2023: The year of high SSD failure rates
TLDR: In 2014, SSDs were unreliable but cool and new. They've become more reliable over the years, but going into 2024, they're showing a streak of unreliability again. I've had had an SSD fail, an enclosure fail, and an SSD+enclosure which seemed to break eachother.
The worst offenders are SanDisk, Western Digital, Samsung. Backblaze reports roughly confirm this. See their full stats page here.
I didn't even know Dell made SSDs, but BackBlaze reports Dell as the lowest failure rate.
My first piece of external storage was a 512MB USB 2.0 flash drive, which I made good use of in elementary school.
I made sure to keep backups of everything, everywhere, all the time, until one stressful day in junior year that I lost a 16GB flashdrive. I had hours of homework completed on it, fighting for a competitive GPA-based scholarship where every point mattered. I sobbed having had lost it. My fault for not keeping a copy.
I've fastidiously maintained backups of my backups, ensuring to have no single point of failure (short of a house fire) since then. For these purposes I recommend SyncThing, a FOSS tool to sync files between your devices in a peer-to-peer manner.

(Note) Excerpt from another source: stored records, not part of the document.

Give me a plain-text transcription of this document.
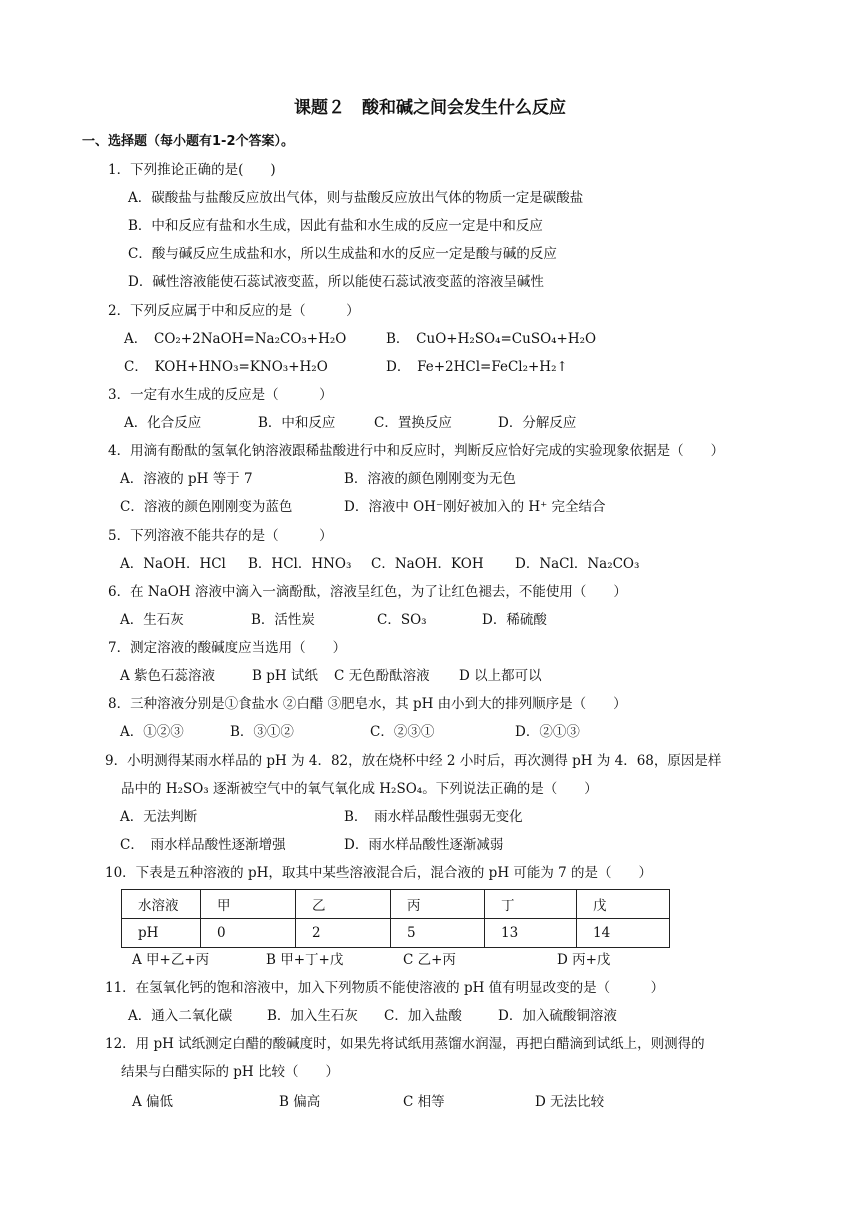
课题２　酸和碱之间会发生什么反应
一、选择题（每小题有1-2个答案）。
1．下列推论正确的是(　　)
A．碳酸盐与盐酸反应放出气体，则与盐酸反应放出气体的物质一定是碳酸盐
B．中和反应有盐和水生成，因此有盐和水生成的反应一定是中和反应
C．酸与碱反应生成盐和水，所以生成盐和水的反应一定是酸与碱的反应
D．碱性溶液能使石蕊试液变蓝，所以能使石蕊试液变蓝的溶液呈碱性
2．下列反应属于中和反应的是（　　　）
A．　CO₂+2NaOH=Na₂CO₃+H₂O	B．　CuO+H₂SO₄=CuSO₄+H₂O
C．　KOH+HNO₃=KNO₃+H₂O	D．　Fe+2HCl=FeCl₂+H₂↑
3．一定有水生成的反应是（　　　）
A．化合反应	B．中和反应	C．置换反应	D．分解反应
4．用滴有酚酞的氢氧化钠溶液跟稀盐酸进行中和反应时，判断反应恰好完成的实验现象依据是（　　）
A．溶液的 pH 等于 7	B．溶液的颜色刚刚变为无色
C．溶液的颜色刚刚变为蓝色	D．溶液中 OH⁻刚好被加入的 H⁺ 完全结合
5．下列溶液不能共存的是（　　　）
A．NaOH．HCl B．HCl．HNO₃ C．NaOH．KOH D．NaCl．Na₂CO₃
6．在 NaOH 溶液中滴入一滴酚酞，溶液呈红色，为了让红色褪去，不能使用（　　）
A．生石灰	B．活性炭	C．SO₃	D．稀硫酸
7．测定溶液的酸碱度应当选用（　　）
A 紫色石蕊溶液	B pH 试纸 C 无色酚酞溶液 D 以上都可以
8．三种溶液分别是①食盐水 ②白醋 ③肥皂水，其 pH 由小到大的排列顺序是（　　）
A．①②③	B．③①②	C．②③①	D．②①③
9．小明测得某雨水样品的 pH 为 4．82，放在烧杯中经 2 小时后，再次测得 pH 为 4．68，原因是样
品中的 H₂SO₃ 逐渐被空气中的氧气氧化成 H₂SO₄。下列说法正确的是（　　）
A．无法判断	B．　雨水样品酸性强弱无变化
C．　雨水样品酸性逐渐增强	D．雨水样品酸性逐渐减弱
10．下表是五种溶液的 pH，取其中某些溶液混合后，混合液的 pH 可能为 7 的是（　　）
水溶液	甲	乙	丙	丁	戊
pH	0	2	5	13	14
A 甲+乙+丙	B 甲+丁+戊	C 乙+丙	D 丙+戊
11．在氢氧化钙的饱和溶液中，加入下列物质不能使溶液的 pH 值有明显改变的是（　　　）
A．通入二氧化碳	B．加入生石灰 C．加入盐酸	D．加入硫酸铜溶液
12．用 pH 试纸测定白醋的酸碱度时，如果先将试纸用蒸馏水润湿，再把白醋滴到试纸上，则测得的
结果与白醋实际的 pH 比较（　　）
A 偏低	B 偏高	C 相等	D 无法比较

This paranoid commitment to data integrity finally held up in 2023, the year of atrocious SSDs.
I've had the following SSDs and enclosures fail on me in the past year:
- Either the Plugable USB C M.2 NVMe enclosure (B07N48N5GR) or a WD_Black 850 drive.
- After use, the 850 drive wouldn't respond in any other enclosure, and I wasn't willing to test any drive in the Plugable.
- There had been reports that the Plugable enclosure fried drives, so I'm inclined to blame the enclosure.
- The Sabrent Utlra Slim USB 3.0 to 2.5 inch SATA aluminum enclosure (B00LS31KQG), which simply stopped reading disks after one use. The disk is still fine:
- The SanDisk 2TB Extreme PRO Portable SSD (B08GV4YYV7), due to problems impacting every single one of these
Of these, the greatest betrayal was the SanDisk 2TB Extreme Pro. I had my failure in January 2023, and now (December 2023), people are still suffering failures (Reddit Feb 2023, The Verge August 2023, TomsHardware Nov 2023), despite Western Digital's insistence that it's been fixed. Everything I put on the SanDisk were files I considered "non-critical", but I miss them now. Old photos, homeworks, notes, server logs, and project repositories.
Everything lost. And Amazon is still selling them.
Now, looking for a new SSD feels like walking a field of landmines. I can't trust SanDisk, I can't trust Western Digital, I can't trust Samsung (who has reported problems with the 870 Evo and 970 Evo and the 990 especially, per The Verge), and you can't trust Amazon, which is notoriously full of counterfeits.
SSDs were notoriously unreliable a decade ago, and that was a price people accepted for the performance benefits they offered over HHDs. (It was amazing to watch Windows 7 boot in seconds rather than minutes. In 2014, I was proud of my one-minute Ubuntu boot time!).
BackBlaze, famous for reporting their experienced HDD reliability, has started reporting SSD reliability. Their stats confirm a trend others have observed: SSDs over the past few years have had some bad design flaws and some bad batches.
From what I see, Dell looks like the most reliable SSD manufacturer. I didn't even know Dell made SSDs, but I think I know where I'm going for my next purchase.